Après douze ans d'interruption, la liaison aérienne reliant Athènes et Skopje a été officiellement restaurée jeudi après-midi, en présence des ministres adjoints aux Affaires étrangères grec et macédonien George Katrougalos et Bujar Osmani.

Deux vols par semaine dans chaque sens, les mardis et jeudis, d'une durée d'une heure et quinze minutes, seront opérés par la compagnie grecque Aegean Airlines.

Problème de nom

Cette ouverture est un pas de plus vers la normalisation espérée par les deux gouvernements, alors que depuis l'indépendance de l'ancienne république yougoslave en 1991, la Grèce refuse que son voisin s'appelle "Macédoine". Un nom dont elle estime qu'il appartient à son patrimoine historique et par conséquent ne peut s'appliquer qu'à sa province septentrionale, dont le chef-lieu est Thessalonique.

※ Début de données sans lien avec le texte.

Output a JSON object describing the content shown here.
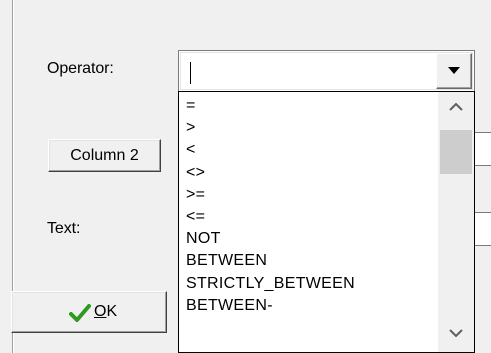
{
  "dialog": {
    "operator_label": "Operator:",
    "text_label": "Text:",
    "column_button_label": "Column 2",
    "ok_label": "OK",
    "ok_mnemonic_letter": "O",
    "ok_rest": "K"
  },
  "operator_combo": {
    "value": "",
    "options": [
      "=",
      ">",
      "<",
      "<>",
      ">=",
      "<=",
      "NOT",
      "BETWEEN",
      "STRICTLY_BETWEEN",
      "BETWEEN-"
    ]
  },
  "icons": {
    "ok": "check-icon",
    "dropdown": "triangle-down-icon",
    "scroll_up": "chevron-up-icon",
    "scroll_down": "chevron-down-icon"
  },
  "colors": {
    "face": "#f0f0f0",
    "check_green": "#2e9a1f",
    "scroll_thumb": "#cdcdcd"
  }
}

Dans le contexte de ce conflit, la liaison aérienne entre les deux capitales avait été arrêtée lorsque le gouvernement macédonien en 2006 avait nommé l'aéroport de Skopje "Alexandre le Grand" et qu'une statue du roi de l'Antiquité avait été érigée à son entrée.

En mars, le gouvernement macédonien de Zoran Zaev a voulu prouver sa bonne volonté, alors que des négociations avec le gouvernement grec d'Alexis Tsipras étaient déjà engagées, en débaptisant l'aéroport et en retirant la statue.

En juin, un accord entre les Premiers ministres a été trouvé, prévoyant de baptiser "République de Macédoine du nord" le petit pays des Balkans.

Fin octobre, le Parlement macédonien a ratifié cet accord qui doit ouvrir la voie à la levée du veto grec à l'adhésion de la Macédoine à l'Otan et l'UE.

Début 2019, les députés grecs devront à leur tour se prononcer sur l'accord, avec le risque de faire chuter le gouvernement d'Alexis Tsipras qui ne dispose au Parlement que d'une courte majorité, grâce au petit parti des Grecs indépendants qui est hostile à l'accord.

Malgré les remous politiques, dont la démission du ministre des Affaires étrangères grec Nikos Kotzias en octobre, le ministre adjoint aux Affaires étrangères macédonien Bujar Osmani a assuré mercredi avant sa visite à Athènes que "le processus n'était pas menacé" et que la Grèce était "un nouveau partenaire stratégique" pour son pays.